西代さんはきょろきょろとあたりを見渡した後、申し訳なさそうに口を開く。
「ふ、不思議な子だなとは思われてるかと。浮いているのは私も同じなので……。というか、私は浮いてすらいないくらいですけど……」
「ふふっ。響ちゃん、フォローになってませんよ」
「ご、ごめん……」
知生はさらに愉快そうな笑みを浮かべ、窓の外を眺めた。
「まあ響ちゃんはともかくとして、私は間違いなく浮いていますね」
「おおー。自覚あるんだ」
意外だった。自由奔放に生きていると思っていたが、彼女にも浮いているという感覚はあったのか。それでも変わらず行動するところが、おそらくこの子のすごいところなのだけれど。
知生の眼は変わらず深い黒色の先を見つめている。
「感性の尖った人間って、みんなどう扱って良いのかわからないんですよ。浮いているというか、触らぬ神になんとやらですね」
「あなたの場合、溶け込む気も無さそうだしね」
「あと、私みたいなのを嫌う人たちも間違いなく一定数いますから」
なんてこともないように彼女はそう言った。ちょっと方向を変えればとてつもなく人気者になりそうなのだが、彼女の求めている高校生活はその先にはないんだろう。

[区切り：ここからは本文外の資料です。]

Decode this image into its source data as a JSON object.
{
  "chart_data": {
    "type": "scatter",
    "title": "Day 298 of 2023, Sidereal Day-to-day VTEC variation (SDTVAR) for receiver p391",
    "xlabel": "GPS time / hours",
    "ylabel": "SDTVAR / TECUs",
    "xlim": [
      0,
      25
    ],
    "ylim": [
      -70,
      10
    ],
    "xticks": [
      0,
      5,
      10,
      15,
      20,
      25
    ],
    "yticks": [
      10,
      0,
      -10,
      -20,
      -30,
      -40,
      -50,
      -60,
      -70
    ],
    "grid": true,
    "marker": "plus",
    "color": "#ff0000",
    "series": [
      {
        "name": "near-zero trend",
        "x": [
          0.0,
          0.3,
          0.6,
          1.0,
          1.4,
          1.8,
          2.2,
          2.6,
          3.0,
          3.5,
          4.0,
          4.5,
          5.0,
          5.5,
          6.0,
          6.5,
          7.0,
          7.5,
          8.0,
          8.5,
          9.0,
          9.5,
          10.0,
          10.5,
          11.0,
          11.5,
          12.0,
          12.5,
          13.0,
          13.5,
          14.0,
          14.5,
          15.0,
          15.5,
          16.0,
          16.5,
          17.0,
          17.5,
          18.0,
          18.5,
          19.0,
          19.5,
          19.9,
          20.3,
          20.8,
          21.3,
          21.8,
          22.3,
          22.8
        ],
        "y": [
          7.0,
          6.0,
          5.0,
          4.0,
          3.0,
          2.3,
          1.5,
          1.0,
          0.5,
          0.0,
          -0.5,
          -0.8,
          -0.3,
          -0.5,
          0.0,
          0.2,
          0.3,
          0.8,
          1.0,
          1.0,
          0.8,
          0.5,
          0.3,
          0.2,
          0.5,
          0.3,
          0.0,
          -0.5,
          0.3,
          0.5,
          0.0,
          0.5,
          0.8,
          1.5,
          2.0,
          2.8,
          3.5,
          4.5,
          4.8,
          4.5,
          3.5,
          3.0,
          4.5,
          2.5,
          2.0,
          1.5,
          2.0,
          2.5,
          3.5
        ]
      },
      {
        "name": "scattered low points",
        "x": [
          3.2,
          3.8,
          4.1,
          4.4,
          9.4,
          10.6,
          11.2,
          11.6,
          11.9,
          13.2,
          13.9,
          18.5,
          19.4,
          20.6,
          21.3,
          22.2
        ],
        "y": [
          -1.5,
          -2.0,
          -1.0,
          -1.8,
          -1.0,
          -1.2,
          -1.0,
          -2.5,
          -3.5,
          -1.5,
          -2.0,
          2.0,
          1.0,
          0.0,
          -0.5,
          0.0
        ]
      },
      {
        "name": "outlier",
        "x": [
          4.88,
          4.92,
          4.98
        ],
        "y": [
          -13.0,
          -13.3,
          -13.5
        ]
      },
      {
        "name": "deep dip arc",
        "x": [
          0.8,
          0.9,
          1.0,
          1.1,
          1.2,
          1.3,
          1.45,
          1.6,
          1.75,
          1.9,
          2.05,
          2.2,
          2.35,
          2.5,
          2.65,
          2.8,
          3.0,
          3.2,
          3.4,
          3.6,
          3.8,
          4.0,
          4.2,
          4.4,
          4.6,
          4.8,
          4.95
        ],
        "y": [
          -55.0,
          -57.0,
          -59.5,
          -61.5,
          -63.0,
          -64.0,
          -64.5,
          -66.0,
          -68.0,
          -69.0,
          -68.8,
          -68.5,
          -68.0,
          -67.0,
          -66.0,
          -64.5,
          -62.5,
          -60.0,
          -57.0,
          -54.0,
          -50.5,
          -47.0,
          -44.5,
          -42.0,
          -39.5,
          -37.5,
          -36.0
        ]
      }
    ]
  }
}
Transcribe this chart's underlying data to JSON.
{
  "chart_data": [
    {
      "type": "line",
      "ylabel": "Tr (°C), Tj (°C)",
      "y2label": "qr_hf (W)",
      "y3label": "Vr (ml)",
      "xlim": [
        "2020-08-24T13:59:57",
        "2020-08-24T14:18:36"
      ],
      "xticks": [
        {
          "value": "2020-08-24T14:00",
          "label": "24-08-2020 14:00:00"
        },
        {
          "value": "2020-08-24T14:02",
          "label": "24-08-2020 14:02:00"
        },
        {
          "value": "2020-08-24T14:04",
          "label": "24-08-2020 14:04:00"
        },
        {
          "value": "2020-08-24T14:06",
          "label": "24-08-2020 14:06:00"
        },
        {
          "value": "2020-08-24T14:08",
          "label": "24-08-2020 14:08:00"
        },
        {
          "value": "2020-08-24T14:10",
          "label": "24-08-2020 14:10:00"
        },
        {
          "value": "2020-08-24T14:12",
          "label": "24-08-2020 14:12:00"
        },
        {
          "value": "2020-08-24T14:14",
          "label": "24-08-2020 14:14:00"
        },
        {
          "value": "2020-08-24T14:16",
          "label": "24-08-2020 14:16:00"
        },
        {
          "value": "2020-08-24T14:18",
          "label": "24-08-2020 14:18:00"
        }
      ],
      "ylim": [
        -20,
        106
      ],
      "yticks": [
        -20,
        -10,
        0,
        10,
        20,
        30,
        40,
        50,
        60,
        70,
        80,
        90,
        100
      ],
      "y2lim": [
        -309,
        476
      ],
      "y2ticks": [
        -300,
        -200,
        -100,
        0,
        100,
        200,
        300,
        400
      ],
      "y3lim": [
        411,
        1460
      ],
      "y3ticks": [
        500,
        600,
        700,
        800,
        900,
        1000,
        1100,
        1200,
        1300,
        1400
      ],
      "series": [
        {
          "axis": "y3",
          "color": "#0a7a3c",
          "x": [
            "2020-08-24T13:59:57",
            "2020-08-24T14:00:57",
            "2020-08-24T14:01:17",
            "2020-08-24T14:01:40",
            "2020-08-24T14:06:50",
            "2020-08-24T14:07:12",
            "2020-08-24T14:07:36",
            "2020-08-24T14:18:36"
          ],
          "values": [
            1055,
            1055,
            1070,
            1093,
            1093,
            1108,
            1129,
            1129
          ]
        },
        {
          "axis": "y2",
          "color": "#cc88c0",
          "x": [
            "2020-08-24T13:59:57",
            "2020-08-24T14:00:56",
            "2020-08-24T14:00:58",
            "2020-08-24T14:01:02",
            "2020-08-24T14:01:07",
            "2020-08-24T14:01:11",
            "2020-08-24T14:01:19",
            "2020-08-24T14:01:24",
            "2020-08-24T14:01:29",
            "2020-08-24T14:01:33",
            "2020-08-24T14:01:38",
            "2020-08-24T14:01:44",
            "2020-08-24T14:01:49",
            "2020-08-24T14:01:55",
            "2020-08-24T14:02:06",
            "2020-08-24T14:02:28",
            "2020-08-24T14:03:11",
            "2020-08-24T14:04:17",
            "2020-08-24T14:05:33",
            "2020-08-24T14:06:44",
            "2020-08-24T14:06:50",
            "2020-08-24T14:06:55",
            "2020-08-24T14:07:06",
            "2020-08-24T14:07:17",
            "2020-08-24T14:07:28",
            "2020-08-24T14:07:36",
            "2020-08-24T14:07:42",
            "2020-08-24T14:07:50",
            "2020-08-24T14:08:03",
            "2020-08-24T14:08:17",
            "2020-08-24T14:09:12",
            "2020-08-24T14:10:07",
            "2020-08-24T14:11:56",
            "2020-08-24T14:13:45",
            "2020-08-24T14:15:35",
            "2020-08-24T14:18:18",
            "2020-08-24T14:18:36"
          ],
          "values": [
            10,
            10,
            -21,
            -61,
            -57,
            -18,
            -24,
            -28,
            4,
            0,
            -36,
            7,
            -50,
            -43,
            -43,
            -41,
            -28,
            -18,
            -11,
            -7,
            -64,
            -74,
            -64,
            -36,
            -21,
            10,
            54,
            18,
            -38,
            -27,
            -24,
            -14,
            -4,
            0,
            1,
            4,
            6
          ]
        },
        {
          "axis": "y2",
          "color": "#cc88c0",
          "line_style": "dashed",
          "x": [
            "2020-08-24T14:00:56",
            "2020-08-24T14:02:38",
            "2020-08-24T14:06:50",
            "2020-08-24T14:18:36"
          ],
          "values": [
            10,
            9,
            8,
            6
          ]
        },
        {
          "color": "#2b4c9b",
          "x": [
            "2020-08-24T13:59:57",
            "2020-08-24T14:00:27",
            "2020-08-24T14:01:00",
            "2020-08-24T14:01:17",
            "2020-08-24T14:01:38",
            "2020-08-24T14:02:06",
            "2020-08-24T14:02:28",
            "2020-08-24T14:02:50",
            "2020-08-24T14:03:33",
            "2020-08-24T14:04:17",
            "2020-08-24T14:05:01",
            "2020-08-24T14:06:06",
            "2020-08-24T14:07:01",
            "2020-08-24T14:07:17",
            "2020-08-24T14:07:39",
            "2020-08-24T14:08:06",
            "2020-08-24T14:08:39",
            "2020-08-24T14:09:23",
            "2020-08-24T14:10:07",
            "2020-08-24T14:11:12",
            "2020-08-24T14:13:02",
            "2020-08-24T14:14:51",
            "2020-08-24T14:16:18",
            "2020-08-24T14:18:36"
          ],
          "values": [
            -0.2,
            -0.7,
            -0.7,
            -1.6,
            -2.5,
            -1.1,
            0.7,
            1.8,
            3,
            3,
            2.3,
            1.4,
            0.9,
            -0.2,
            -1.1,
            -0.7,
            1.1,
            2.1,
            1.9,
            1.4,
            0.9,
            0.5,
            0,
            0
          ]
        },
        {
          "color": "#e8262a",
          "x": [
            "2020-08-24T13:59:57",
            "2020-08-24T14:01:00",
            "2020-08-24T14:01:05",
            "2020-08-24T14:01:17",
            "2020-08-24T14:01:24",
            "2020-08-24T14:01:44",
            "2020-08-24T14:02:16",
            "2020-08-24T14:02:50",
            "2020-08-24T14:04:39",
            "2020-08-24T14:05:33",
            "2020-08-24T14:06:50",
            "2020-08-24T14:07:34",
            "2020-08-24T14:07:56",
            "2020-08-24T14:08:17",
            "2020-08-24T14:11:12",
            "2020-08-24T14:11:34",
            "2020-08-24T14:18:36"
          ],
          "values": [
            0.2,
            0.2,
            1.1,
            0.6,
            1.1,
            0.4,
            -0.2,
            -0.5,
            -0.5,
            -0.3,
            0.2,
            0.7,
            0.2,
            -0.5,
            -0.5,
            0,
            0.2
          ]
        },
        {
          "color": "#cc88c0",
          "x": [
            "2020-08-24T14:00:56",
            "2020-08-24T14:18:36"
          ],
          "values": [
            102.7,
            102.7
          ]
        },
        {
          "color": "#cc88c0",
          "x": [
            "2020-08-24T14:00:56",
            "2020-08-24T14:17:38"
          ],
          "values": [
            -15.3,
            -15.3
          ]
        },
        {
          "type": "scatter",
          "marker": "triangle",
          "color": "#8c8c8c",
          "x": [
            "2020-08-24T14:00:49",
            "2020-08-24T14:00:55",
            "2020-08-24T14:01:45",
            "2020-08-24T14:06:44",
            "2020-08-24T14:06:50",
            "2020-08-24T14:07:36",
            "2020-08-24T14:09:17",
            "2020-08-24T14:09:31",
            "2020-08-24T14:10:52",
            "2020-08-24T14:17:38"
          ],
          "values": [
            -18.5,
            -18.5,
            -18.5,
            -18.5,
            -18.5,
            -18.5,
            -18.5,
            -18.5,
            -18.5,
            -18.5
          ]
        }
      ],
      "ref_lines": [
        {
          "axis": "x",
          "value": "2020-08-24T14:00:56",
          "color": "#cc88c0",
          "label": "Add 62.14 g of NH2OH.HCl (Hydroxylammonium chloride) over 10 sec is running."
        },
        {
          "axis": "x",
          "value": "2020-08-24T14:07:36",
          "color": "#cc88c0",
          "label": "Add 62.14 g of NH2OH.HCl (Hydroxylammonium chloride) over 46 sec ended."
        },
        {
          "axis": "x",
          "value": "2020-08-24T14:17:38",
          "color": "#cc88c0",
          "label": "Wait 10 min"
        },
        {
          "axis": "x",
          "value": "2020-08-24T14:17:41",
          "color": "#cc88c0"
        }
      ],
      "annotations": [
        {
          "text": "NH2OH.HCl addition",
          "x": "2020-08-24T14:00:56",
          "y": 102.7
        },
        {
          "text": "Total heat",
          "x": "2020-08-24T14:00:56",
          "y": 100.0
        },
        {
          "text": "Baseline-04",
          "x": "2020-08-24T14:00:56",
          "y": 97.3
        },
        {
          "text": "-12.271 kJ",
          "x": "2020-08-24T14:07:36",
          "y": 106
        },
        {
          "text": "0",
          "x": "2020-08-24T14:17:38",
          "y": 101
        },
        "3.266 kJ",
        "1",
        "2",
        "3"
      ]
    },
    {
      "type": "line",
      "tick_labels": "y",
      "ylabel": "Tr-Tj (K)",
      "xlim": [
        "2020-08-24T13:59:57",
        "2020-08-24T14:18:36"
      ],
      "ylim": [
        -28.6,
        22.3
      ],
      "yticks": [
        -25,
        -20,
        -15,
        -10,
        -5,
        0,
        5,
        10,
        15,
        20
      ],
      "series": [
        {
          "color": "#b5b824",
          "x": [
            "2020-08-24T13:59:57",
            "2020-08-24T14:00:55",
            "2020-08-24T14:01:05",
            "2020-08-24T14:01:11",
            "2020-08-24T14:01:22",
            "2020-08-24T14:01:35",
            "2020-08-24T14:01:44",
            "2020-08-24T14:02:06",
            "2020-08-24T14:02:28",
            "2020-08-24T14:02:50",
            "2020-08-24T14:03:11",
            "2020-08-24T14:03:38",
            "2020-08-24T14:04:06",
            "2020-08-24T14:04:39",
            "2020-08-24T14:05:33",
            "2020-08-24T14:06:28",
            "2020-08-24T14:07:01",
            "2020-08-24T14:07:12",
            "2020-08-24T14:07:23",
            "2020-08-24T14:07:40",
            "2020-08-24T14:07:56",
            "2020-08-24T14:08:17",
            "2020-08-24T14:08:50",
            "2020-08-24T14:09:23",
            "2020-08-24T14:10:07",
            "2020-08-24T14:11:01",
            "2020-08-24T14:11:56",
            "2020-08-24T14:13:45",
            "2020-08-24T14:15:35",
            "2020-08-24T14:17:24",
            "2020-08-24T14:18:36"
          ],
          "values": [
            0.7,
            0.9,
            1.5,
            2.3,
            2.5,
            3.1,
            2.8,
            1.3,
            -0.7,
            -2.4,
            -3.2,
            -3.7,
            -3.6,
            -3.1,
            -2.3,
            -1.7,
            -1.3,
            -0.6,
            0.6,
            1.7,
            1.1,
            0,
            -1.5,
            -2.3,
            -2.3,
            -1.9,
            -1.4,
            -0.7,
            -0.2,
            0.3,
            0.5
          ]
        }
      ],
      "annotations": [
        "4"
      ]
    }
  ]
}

というか、そんな触りたくないなんとやらに、よくもまあ協力してくれる人間が現れたものだ。
私の興味は途端に横に座る少女に向いた。
「そういえば、西代さんはなんでこの話に乗ったの?」
「へっ。わ、私ですか?」
「うん。学校を代表する変人からの誘いに乗るって、結構勇気がいると思うんだけど。無理やりなら早めに逃げた方がいいよ」
皮肉を言ってやったつもりなのに、知生は気にする様子もなく大らかに笑っていた。西代さんはそんな彼女をちらりと見た後、もじもじと言葉を繰り出した。
「私は……見ての通り内向的で、クラスでも部活でも友達がいなくて……。でも、ライブにはちょっと憧れがあって……。そんな時、知生ちゃんが誘ってくれたんです」
「なるほどね」
確かにそんなタイミングでこのモンスターにエンカウントしてしまえば、逃げるという選択肢も無くなるだろう。
彼女も彼女で非常に惜しいと思う。私なんかがこんなことを考えるなんておこがましいが、彼女のような人柄を好むような人は絶対にいるはずだ。この数時間でそう思わされたのだから、この所感は間違いないと思う。
それでも彼女は自分の中に閉じこもってもくもくと曲を作り続けている。そんな彼女を知生はどうやって掘り出してきたんだろうか。
「知生は? なんで西代さんを選んだの?」
「どうせやるんなら、学校で一番うまい人とやりたいじゃないですか。それに名盤が世に出ず埋もれるのはもったいないですし。先輩にもきっとわかります」
意味深にそう告げた知生は、目を輝かせて西代ちゃんの頬をついた。スター発見くらいの感覚なのだろうか。
「知生がそこまで言うなんてなんて珍しいね」
「……まあ穴が空くほど学園祭のポスターを見ていたのが決め手ですけど」
「い、言わないでぇ。恥ずかしいよぉ」
「あはは。そんなに出たかったんだ」
「からかわないでくださいー」
そこまで出たかったのに、唯一バンドも組まずに部室に取り残されていた彼女の気持ちを想像して、じんわりと私にも火が燃え移った。
「西代さんの晴れ舞台を飾るために、いっちょ頑張りますか!」
「一番頑張らないといけないのは先輩ですけどね」
「ふふっ。き、気持ちはとっても嬉しいです」
「くっ。見てなさいよー!」
空き教室に私の遠吠えが響いた。